Kassel. Ende November wird der Umbau der Friedrich-Ebert-Straße abgeschlossen. Doch noch bevor der Boulevard fertig ist, tauchen die ersten Konflikte auf.

Sie entzünden sich an den neu angelegten Radfahrstreifen, die über die Haltestellen in dem umgebauten Abschnitt führen. Immer wieder komme es zu brenzligen Situationen, weil Radfahrer und Fahrgäste sich in die Quere kommen, so der ADFC. Aus Sicht der Stadt handelt es sich um die beste und sicherste Lösung.

Der Kasseler ADFC (Allgemeiner Deutscher Fahrrad-Club) hat das Problem bei der Stadt angesprochen. „Dass der Radfahrstreifen über die Haltestellen führt, ist nicht optimal. Auf der Friedrich-Ebert-Straße fahren viele Bahnen und es kommt zu kniffligen Situationen, wenn Fahrgäste ein- und aussteigen“, sagt der Kasseler ADFC-Vorsitzende Gerhard Peter.

Der ADFC hat bereits mit Anne Grimm, der Radverkehrsbeauftragten der Stadt, Gespräche dazu geführt. Mit dem Ergebnis ist Peter bedingtzufrieden. „Wir hatten gefordert, den Radfahrstreifen hinter den Haltestellen entlang zu führen oder ihn zumindest im Bereich der Haltestelle einzufärben, damit er besser wahrgenommen wird“, so Peter. Diese Varianten seien aber abgelehnt worden. Stattdessen würden nun einige Pflastersteine auf der Haltestelle mit Piktogrammen versehen, die auf den Radfahrstreifen hinweisen.

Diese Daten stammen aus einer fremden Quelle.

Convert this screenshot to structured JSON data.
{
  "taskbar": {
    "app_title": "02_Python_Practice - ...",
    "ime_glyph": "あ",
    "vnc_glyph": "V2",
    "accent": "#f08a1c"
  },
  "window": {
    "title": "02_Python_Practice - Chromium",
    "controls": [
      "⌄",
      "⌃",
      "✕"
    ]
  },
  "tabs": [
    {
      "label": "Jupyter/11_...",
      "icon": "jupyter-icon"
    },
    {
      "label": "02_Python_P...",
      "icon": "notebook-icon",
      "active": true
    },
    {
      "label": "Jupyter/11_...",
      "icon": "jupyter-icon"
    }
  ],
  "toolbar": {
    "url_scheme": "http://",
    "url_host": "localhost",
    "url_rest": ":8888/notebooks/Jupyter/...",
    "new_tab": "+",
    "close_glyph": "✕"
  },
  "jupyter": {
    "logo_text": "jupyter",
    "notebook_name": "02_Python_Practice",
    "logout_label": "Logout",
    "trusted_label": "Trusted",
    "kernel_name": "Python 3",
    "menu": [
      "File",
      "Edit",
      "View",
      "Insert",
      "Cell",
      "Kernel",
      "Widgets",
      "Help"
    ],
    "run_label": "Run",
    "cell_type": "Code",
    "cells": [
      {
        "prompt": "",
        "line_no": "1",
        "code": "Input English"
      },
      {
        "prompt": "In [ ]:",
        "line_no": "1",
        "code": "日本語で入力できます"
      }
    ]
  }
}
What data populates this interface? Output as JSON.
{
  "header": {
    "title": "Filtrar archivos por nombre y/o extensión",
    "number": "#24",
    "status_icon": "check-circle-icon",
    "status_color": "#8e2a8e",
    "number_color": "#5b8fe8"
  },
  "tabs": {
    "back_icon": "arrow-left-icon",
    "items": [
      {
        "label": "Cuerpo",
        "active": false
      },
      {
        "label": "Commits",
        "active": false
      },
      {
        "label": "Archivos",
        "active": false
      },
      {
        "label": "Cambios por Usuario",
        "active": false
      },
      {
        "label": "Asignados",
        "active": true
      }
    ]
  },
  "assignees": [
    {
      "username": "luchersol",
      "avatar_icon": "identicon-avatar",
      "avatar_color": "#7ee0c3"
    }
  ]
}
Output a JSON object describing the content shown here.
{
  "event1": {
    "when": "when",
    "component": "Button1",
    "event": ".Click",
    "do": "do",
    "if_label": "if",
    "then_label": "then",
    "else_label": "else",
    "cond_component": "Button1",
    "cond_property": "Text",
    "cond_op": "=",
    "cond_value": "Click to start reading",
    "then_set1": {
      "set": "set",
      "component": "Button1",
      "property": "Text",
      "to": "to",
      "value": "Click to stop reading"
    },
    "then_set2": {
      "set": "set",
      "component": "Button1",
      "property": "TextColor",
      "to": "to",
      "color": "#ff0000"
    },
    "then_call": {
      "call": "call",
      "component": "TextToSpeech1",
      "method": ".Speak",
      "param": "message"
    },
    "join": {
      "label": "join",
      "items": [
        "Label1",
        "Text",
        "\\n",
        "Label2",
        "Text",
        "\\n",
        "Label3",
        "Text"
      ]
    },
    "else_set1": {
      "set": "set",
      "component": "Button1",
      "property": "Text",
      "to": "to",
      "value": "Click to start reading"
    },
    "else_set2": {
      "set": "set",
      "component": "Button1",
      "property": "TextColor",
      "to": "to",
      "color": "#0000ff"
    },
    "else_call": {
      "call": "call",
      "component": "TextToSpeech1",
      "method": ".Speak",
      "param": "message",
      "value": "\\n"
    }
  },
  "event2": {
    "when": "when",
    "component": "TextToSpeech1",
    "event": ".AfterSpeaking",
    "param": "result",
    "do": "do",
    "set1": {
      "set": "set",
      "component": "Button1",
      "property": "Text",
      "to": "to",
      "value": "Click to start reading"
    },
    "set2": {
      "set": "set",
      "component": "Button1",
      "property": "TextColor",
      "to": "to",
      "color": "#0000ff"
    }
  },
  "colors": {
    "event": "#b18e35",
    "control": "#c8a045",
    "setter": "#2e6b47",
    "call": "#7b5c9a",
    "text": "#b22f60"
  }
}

„Laut Straßenverkehrsordnung müssen Radfahrer warten, wenn Fahrgäste den Radfahrstreifen überqueren, um in die Bahn einzusteigen oder auszusteigen“, sagt Peter. Unabhängig davon sei es aber sinnvoll, die Gefahrenstelle zu entschärfen.

Auch an der Haltestelle Goethestraße führt der Radfahrstreifen über eine der Straßenbahnhaltestellen. Dort ist das Konfliktpotential aus Sicht des ADFC geringer, weil dort nur die Linie 7 verkehrt.

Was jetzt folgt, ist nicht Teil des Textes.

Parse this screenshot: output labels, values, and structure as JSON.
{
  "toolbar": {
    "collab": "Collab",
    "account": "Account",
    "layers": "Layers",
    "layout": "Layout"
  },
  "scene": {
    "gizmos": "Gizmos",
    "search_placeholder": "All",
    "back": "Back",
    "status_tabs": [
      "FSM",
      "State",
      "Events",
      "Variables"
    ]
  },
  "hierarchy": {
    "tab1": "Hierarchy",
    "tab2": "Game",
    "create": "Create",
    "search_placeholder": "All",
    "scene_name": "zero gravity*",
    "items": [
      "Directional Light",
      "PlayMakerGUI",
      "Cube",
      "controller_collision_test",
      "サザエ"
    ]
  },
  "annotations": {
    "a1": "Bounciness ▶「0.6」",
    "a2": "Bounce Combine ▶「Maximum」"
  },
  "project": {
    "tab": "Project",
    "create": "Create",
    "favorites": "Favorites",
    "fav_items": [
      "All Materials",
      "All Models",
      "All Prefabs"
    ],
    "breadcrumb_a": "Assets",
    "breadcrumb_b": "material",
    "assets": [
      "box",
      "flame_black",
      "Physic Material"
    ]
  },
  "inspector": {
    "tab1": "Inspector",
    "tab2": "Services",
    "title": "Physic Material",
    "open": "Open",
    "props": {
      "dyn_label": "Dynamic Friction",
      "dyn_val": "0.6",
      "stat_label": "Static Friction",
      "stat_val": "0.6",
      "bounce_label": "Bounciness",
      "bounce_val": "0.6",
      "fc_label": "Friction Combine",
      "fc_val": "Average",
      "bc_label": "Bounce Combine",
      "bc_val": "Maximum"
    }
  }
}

Die Stadt sieht keine Probleme bei der Radwegführung. Auch in anderen deutschen Städten wie Berlin und Leipzig gebe es solche Regelungen. Und von der Kasseler Haltestelle Goethestraße, die seit Herbst 2013 umgebaut ist, seien keine Konflikte bekannt. Zur besseren Wahrnehmung der Radfahrstreifen würden nun noch die Piktogramme aufgebracht.

Stadt: Alternativen schlechter

Alternative Varianten seien bei der Stadt überlegt worden, so ein Rathaussprecher. Eine Einfädelung des Radverkehrs vor der Haltestelle in die Fahrbahn sei aufgrund des Gleises und der damit verbundenen Sturzgefahr ausgeschlossen worden. Eine Führung hinter der Haltestelle über den Gehweg berge die Gefahr von Zusammenstößen mit Fußgängern. Die jetzige Regelung müsse sich erstmal einspielen. Die Beispiele aus anderen Städten belegten, dass diese Variante gut funktioniere.